A monthly list of interesting facts and figures from the world of healthcare, finance, and public markets.
2/3: The estimated number of Medicare quality metrics deemed uncertain or invalid by a NEJM study.
25%: the percentage of healthcare costs attributable to the top 1%.
1%: the likelihood of being in the top 10% of healthcare claimants for 3 years in a row (source: analysis of a company with 3,000).
80%: the percentage of people who are below average in total medical claims (CMS actuarial value continuance tables for the beauties of skew).
60: the average lifespan of an S&P 500 company in 1955.
18: the average lifespan of an S&P 500 company today.
92%: the percentage of $100,000+ claimants who passed a biometric screening 12 months prior (LinkedIn conversation with actuarial consultant).
65%: The percent reimbursement Medicare pays towards bad debts resulting from deductible and coinsurance amounts that are uncollectable from beneficiaries.

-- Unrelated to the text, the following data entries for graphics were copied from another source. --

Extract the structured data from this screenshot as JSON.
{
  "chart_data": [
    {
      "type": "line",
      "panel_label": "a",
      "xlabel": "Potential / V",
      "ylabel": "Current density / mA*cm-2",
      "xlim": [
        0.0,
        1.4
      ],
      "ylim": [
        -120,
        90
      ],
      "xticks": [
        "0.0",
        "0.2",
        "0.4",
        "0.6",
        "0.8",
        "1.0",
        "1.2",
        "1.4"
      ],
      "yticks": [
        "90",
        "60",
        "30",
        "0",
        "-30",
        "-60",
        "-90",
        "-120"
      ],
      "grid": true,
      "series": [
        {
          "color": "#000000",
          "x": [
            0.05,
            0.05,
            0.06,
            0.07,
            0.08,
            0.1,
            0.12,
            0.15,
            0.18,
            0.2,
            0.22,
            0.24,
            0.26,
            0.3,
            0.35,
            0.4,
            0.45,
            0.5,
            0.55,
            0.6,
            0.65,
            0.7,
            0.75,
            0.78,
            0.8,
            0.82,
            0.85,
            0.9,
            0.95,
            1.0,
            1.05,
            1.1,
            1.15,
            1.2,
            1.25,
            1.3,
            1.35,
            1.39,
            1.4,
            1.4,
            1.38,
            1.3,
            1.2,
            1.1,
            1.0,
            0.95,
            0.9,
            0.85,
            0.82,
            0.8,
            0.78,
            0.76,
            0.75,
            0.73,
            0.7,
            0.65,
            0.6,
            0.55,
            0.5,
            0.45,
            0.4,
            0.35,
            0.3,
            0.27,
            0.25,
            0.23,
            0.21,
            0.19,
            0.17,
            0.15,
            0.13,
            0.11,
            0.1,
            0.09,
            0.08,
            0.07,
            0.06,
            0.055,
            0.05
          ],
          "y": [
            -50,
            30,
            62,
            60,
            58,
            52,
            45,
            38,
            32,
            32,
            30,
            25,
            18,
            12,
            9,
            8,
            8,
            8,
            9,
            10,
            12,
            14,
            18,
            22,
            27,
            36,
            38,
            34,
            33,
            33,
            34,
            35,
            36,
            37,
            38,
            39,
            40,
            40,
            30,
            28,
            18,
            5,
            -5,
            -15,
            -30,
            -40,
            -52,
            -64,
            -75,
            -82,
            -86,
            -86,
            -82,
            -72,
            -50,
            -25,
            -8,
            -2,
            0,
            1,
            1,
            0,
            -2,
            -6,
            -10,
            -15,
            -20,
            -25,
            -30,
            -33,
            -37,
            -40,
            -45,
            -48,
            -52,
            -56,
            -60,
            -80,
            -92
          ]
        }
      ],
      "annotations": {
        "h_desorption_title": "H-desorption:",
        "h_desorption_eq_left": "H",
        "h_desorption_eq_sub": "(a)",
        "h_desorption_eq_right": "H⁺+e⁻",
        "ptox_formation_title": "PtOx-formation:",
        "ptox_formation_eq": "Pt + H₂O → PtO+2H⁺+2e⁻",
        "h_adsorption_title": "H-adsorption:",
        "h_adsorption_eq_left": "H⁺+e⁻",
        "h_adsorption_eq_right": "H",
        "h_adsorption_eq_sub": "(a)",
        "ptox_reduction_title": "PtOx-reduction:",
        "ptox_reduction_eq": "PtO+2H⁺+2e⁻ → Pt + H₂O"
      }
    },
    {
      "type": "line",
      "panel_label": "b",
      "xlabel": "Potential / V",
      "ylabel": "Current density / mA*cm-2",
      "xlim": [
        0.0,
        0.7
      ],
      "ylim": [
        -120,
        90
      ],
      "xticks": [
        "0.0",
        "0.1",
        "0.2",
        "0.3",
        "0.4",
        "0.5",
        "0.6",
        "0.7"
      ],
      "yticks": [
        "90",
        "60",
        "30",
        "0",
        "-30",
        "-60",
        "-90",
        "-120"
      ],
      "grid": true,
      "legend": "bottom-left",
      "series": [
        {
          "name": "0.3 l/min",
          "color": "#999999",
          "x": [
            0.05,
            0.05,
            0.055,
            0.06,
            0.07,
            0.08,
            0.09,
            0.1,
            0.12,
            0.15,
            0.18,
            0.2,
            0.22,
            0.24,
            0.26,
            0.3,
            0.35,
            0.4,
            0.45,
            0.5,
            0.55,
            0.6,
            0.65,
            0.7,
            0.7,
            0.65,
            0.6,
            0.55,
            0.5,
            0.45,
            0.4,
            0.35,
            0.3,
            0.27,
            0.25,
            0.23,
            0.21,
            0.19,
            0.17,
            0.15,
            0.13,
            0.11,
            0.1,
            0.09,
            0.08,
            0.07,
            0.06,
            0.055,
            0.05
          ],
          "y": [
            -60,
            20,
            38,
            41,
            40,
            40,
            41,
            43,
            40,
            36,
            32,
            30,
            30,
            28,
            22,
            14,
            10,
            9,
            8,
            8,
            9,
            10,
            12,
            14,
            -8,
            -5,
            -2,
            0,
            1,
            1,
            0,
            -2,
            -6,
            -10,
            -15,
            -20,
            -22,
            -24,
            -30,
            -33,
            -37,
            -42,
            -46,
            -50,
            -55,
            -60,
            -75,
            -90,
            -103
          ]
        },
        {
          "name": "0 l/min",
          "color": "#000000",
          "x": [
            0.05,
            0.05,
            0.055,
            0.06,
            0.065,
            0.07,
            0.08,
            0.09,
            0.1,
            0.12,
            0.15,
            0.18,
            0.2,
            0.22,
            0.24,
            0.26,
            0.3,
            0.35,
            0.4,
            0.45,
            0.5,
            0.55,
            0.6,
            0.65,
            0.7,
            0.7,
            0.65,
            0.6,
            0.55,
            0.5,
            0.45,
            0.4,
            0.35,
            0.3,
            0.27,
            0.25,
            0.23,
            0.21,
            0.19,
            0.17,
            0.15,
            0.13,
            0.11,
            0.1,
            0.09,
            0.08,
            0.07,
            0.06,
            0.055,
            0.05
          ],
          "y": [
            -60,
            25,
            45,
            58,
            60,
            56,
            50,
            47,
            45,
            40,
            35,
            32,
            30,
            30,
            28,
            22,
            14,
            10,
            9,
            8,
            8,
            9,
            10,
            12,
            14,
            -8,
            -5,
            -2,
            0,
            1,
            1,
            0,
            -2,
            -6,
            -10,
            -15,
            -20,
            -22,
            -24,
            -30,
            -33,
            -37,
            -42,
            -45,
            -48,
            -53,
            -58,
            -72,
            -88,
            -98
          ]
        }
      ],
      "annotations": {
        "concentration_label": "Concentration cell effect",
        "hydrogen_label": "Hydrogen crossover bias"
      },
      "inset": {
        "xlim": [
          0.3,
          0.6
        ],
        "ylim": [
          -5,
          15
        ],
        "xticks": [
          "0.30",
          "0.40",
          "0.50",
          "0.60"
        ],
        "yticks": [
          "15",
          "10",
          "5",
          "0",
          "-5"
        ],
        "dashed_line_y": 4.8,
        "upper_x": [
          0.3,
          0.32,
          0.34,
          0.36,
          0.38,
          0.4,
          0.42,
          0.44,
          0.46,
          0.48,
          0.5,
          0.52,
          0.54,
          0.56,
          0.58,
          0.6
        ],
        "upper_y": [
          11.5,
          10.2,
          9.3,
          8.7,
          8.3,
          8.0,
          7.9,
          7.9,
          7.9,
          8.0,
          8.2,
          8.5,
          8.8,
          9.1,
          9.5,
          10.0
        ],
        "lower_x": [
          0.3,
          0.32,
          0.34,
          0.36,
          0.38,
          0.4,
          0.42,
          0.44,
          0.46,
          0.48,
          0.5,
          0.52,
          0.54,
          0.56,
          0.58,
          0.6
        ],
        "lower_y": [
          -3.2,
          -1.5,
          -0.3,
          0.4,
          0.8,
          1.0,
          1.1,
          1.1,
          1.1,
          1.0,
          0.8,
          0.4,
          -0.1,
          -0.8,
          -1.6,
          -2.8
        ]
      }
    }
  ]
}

7.4%: 2018 bad debt write-offs as a percentage of revenue for HCA (the largest publicly traded hospital company in the US).
83.5%: the 2008 medical care ratio (cost of care/premiums) for United Healthcare.
81.6%: the 2018 ratio.
$16: free cash flow per share (FCF/share) in 2018 for UHC.
$2.8: FCF/share in 2008.
19%: the decline in UHC’s share count since 2008.
16%: percentage of gig workers who do it as a primary source of income.
5: typical hours worked by gig worker per month.
3%: 2018 growth in RevPAR (revenue per available room) for Hilton.